In a statement issued Saturday, Hizbullah called the airstrikes a new Israeli crime and urged Arab leaders meeting in Qatar next week to craft a response denouncing them.
Sudan says it believes Israel carried out the airstrikes in the remote mountainous desert region of northeast Sudan last month. Khartoum officials have said the strikes hit
trucks carrying weapons, possibly destined for in the Gaza Strip.
Prime Minister Ehud Olmert has hinted that Israel did launch the February strikes, vowing that it would hit "terror infrastructure" wherever it is.
Report: Israel struck in Sudan 3 times
Israel bombed targets in Sudan three times since January, and not twice as has been reported previously, the ABC News network reported earlier Saturday.
A US official told the network the three strikes targeted arms shipments from Iran to Gaza.
The latest report did not detail when the third strike took part or what were its exact targets. A spokesman on behalf of Israel's embassy in Washington declined to comment on the latest report.

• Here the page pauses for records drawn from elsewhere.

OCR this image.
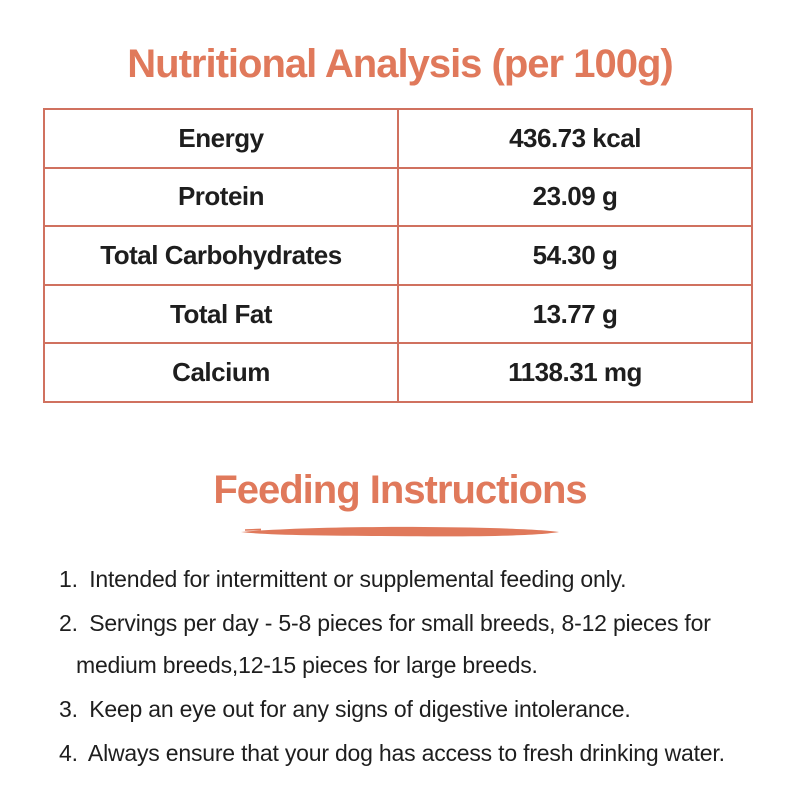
Nutritional Analysis (per 100g)
Energy	436.73 kcal
Protein	23.09 g
Total Carbohydrates	54.30 g
Total Fat	13.77 g
Calcium	1138.31 mg
Feeding Instructions
1. Intended for intermittent or supplemental feeding only.
2. Servings per day - 5-8 pieces for small breeds, 8-12 pieces for medium breeds,12-15 pieces for large breeds.
3. Keep an eye out for any signs of digestive intolerance.
4. Always ensure that your dog has access to fresh drinking water.
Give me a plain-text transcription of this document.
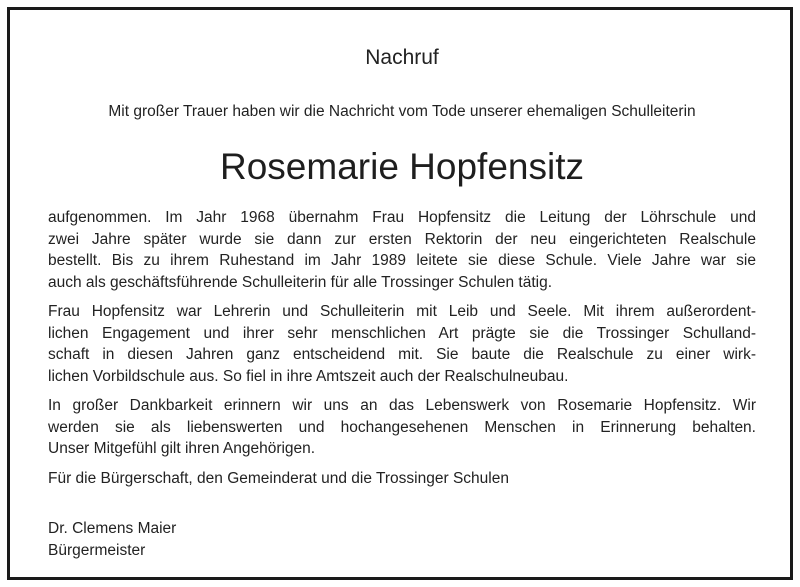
Nachruf
Mit großer Trauer haben wir die Nachricht vom Tode unserer ehemaligen Schulleiterin
Rosemarie Hopfensitz
aufgenommen. Im Jahr 1968 übernahm Frau Hopfensitz die Leitung der Löhrschule und
zwei Jahre später wurde sie dann zur ersten Rektorin der neu eingerichteten Realschule
bestellt. Bis zu ihrem Ruhestand im Jahr 1989 leitete sie diese Schule. Viele Jahre war sie
auch als geschäftsführende Schulleiterin für alle Trossinger Schulen tätig.
Frau Hopfensitz war Lehrerin und Schulleiterin mit Leib und Seele. Mit ihrem außerordent-
lichen Engagement und ihrer sehr menschlichen Art prägte sie die Trossinger Schulland-
schaft in diesen Jahren ganz entscheidend mit. Sie baute die Realschule zu einer wirk-
lichen Vorbildschule aus. So fiel in ihre Amtszeit auch der Realschulneubau.
In großer Dankbarkeit erinnern wir uns an das Lebenswerk von Rosemarie Hopfensitz. Wir
werden sie als liebenswerten und hochangesehenen Menschen in Erinnerung behalten.
Unser Mitgefühl gilt ihren Angehörigen.
Für die Bürgerschaft, den Gemeinderat und die Trossinger Schulen
Dr. Clemens Maier
Bürgermeister
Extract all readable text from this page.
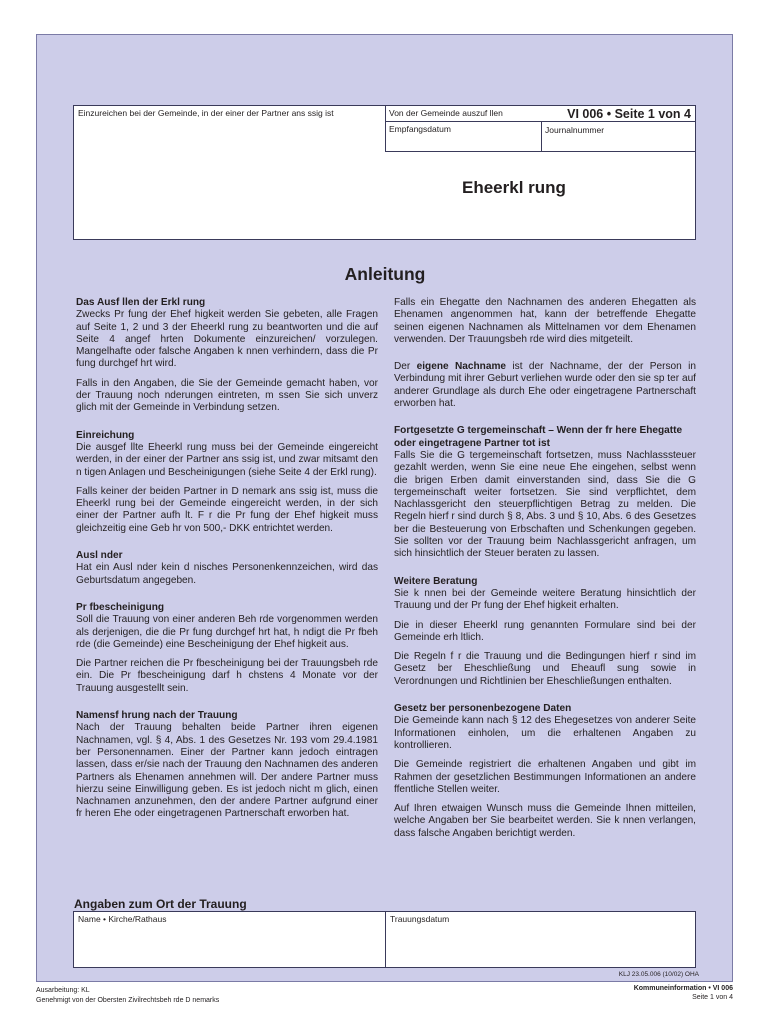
Einzureichen bei der Gemeinde, in der einer der Partner ans ssig ist	Von der Gemeinde auszuf llen	VI 006 • Seite 1 von 4
Empfangsdatum	Journalnummer
Eheerkl rung
Anleitung
Das Ausf llen der Erkl rung

Zwecks Pr fung der Ehef higkeit werden Sie gebeten, alle Fragen auf Seite 1, 2 und 3 der Eheerkl rung zu beantworten und die auf Seite 4 angef hrten Dokumente einzureichen/ vorzulegen. Mangelhafte oder falsche Angaben k nnen verhindern, dass die Pr fung durchgef hrt wird.

Falls in den Angaben, die Sie der Gemeinde gemacht haben, vor der Trauung noch nderungen eintreten, m ssen Sie sich unverz glich mit der Gemeinde in Verbindung setzen.

Einreichung

Die ausgef llte Eheerkl rung muss bei der Gemeinde eingereicht werden, in der einer der Partner ans ssig ist, und zwar mitsamt den n tigen Anlagen und Bescheinigungen (siehe Seite 4 der Erkl rung).

Falls keiner der beiden Partner in D nemark ans ssig ist, muss die Eheerkl rung bei der Gemeinde eingereicht werden, in der sich einer der Partner aufh lt. F r die Pr fung der Ehef higkeit muss gleichzeitig eine Geb hr von 500,- DKK entrichtet werden.

Ausl nder

Hat ein Ausl nder kein d nisches Personenkennzeichen, wird das Geburtsdatum angegeben.

Pr fbescheinigung

Soll die Trauung von einer anderen Beh rde vorgenommen werden als derjenigen, die die Pr fung durchgef hrt hat, h ndigt die Pr fbeh rde (die Gemeinde) eine Bescheinigung der Ehef higkeit aus.

Die Partner reichen die Pr fbescheinigung bei der Trauungsbeh rde ein. Die Pr fbescheinigung darf h chstens 4 Monate vor der Trauung ausgestellt sein.

Namensf hrung nach der Trauung

Nach der Trauung behalten beide Partner ihren eigenen Nachnamen, vgl. § 4, Abs. 1 des Gesetzes Nr. 193 vom 29.4.1981 ber Personennamen. Einer der Partner kann jedoch eintragen lassen, dass er/sie nach der Trauung den Nachnamen des anderen Partners als Ehenamen annehmen will. Der andere Partner muss hierzu seine Einwilligung geben. Es ist jedoch nicht m glich, einen Nachnamen anzunehmen, den der andere Partner aufgrund einer fr heren Ehe oder eingetragenen Partnerschaft erworben hat.

Falls ein Ehegatte den Nachnamen des anderen Ehegatten als Ehenamen angenommen hat, kann der betreffende Ehegatte seinen eigenen Nachnamen als Mittelnamen vor dem Ehenamen verwenden. Der Trauungsbeh rde wird dies mitgeteilt.

Der eigene Nachname ist der Nachname, der der Person in Verbindung mit ihrer Geburt verliehen wurde oder den sie sp ter auf anderer Grundlage als durch Ehe oder eingetragene Partnerschaft erworben hat.

Fortgesetzte G tergemeinschaft – Wenn der fr here Ehegatte oder eingetragene Partner tot ist

Falls Sie die G tergemeinschaft fortsetzen, muss Nachlasssteuer gezahlt werden, wenn Sie eine neue Ehe eingehen, selbst wenn die brigen Erben damit einverstanden sind, dass Sie die G tergemeinschaft weiter fortsetzen. Sie sind verpflichtet, dem Nachlassgericht den steuerpflichtigen Betrag zu melden. Die Regeln hierf r sind durch § 8, Abs. 3 und § 10, Abs. 6 des Gesetzes ber die Besteuerung von Erbschaften und Schenkungen gegeben. Sie sollten vor der Trauung beim Nachlassgericht anfragen, um sich hinsichtlich der Steuer beraten zu lassen.

Weitere Beratung

Sie k nnen bei der Gemeinde weitere Beratung hinsichtlich der Trauung und der Pr fung der Ehef higkeit erhalten.

Die in dieser Eheerkl rung genannten Formulare sind bei der Gemeinde erh ltlich.

Die Regeln f r die Trauung und die Bedingungen hierf r sind im Gesetz ber Eheschließung und Eheaufl sung sowie in Verordnungen und Richtlinien ber Eheschließungen enthalten.

Gesetz ber personenbezogene Daten

Die Gemeinde kann nach § 12 des Ehegesetzes von anderer Seite Informationen einholen, um die erhaltenen Angaben zu kontrollieren.

Die Gemeinde registriert die erhaltenen Angaben und gibt im Rahmen der gesetzlichen Bestimmungen Informationen an andere ffentliche Stellen weiter.

Auf Ihren etwaigen Wunsch muss die Gemeinde Ihnen mitteilen, welche Angaben ber Sie bearbeitet werden. Sie k nnen verlangen, dass falsche Angaben berichtigt werden.

Angaben zum Ort der Trauung
Name • Kirche/Rathaus	Trauungsdatum
KLJ 23.05.006 (10/02) OHA
Ausarbeitung: KL
Genehmigt von der Obersten Zivilrechtsbeh rde D nemarks
Kommuneinformation • VI 006
Seite 1 von 4
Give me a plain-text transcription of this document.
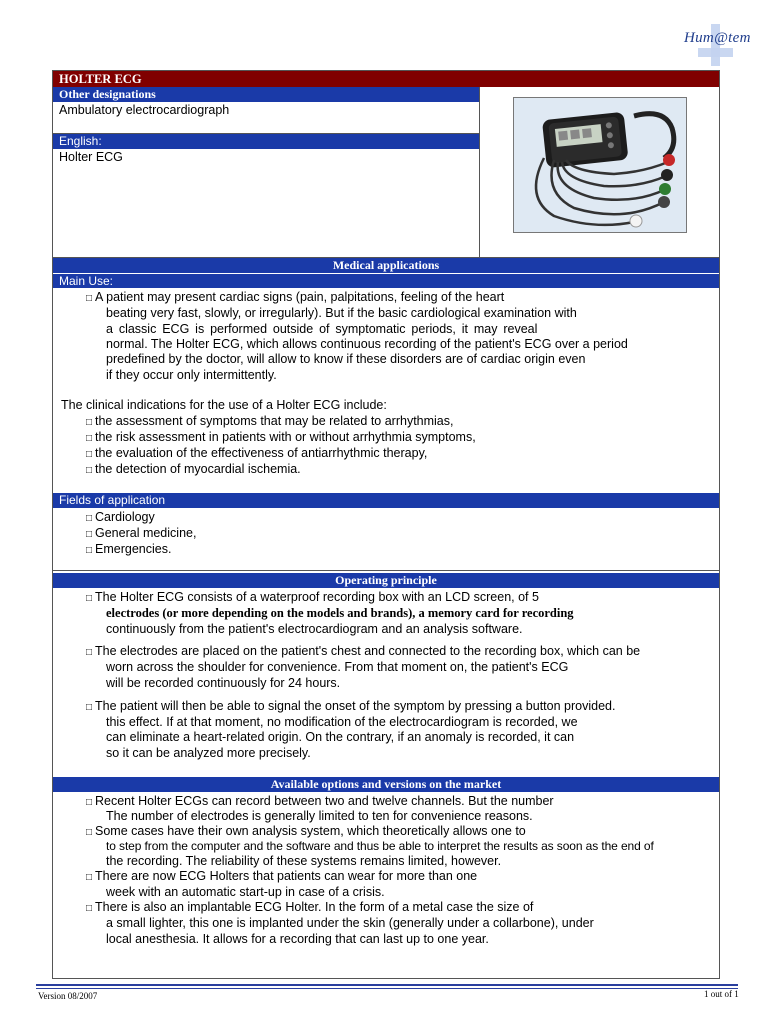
Hum@tem
HOLTER ECG
Other designations
Ambulatory electrocardiograph
English:
Holter ECG
Medical applications
Main Use:
□ A patient may present cardiac signs (pain, palpitations, feeling of the heart
beating very fast, slowly, or irregularly). But if the basic cardiological examination with
a classic ECG is performed outside of symptomatic periods, it may reveal
normal. The Holter ECG, which allows continuous recording of the patient's ECG over a period
predefined by the doctor, will allow to know if these disorders are of cardiac origin even
if they occur only intermittently.
The clinical indications for the use of a Holter ECG include:
□ the assessment of symptoms that may be related to arrhythmias,
□ the risk assessment in patients with or without arrhythmia symptoms,
□ the evaluation of the effectiveness of antiarrhythmic therapy,
□ the detection of myocardial ischemia.
Fields of application
□ Cardiology
□ General medicine,
□ Emergencies.
Operating principle
□ The Holter ECG consists of a waterproof recording box with an LCD screen, of 5
electrodes (or more depending on the models and brands), a memory card for recording
continuously from the patient's electrocardiogram and an analysis software.
□ The electrodes are placed on the patient's chest and connected to the recording box, which can be
worn across the shoulder for convenience. From that moment on, the patient's ECG
will be recorded continuously for 24 hours.
□ The patient will then be able to signal the onset of the symptom by pressing a button provided.
this effect. If at that moment, no modification of the electrocardiogram is recorded, we
can eliminate a heart-related origin. On the contrary, if an anomaly is recorded, it can
so it can be analyzed more precisely.
Available options and versions on the market
□ Recent Holter ECGs can record between two and twelve channels. But the number
The number of electrodes is generally limited to ten for convenience reasons.
□ Some cases have their own analysis system, which theoretically allows one to
to step from the computer and the software and thus be able to interpret the results as soon as the end of
the recording. The reliability of these systems remains limited, however.
□ There are now ECG Holters that patients can wear for more than one
week with an automatic start-up in case of a crisis.
□ There is also an implantable ECG Holter. In the form of a metal case the size of
a small lighter, this one is implanted under the skin (generally under a collarbone), under
local anesthesia. It allows for a recording that can last up to one year.
Version 08/2007	1 out of 1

Earlier, a Sudanese government official said there was no proof Israel was behind recent strikes in Sudan.
"First we suspected it was the United States, but we received assurances it was not them, and we are investigating other possibilities, including Israel," Foreign ministry spokesman Ali Sadiq told AFP. "But there is no indication for now that it was Israel."
Two American officials have confirmed that Israeli warplanes bombed a convoy of trucks in Sudan in January that was believed to be carrying arms to be smuggled into Gaza, the New York Times reported Friday.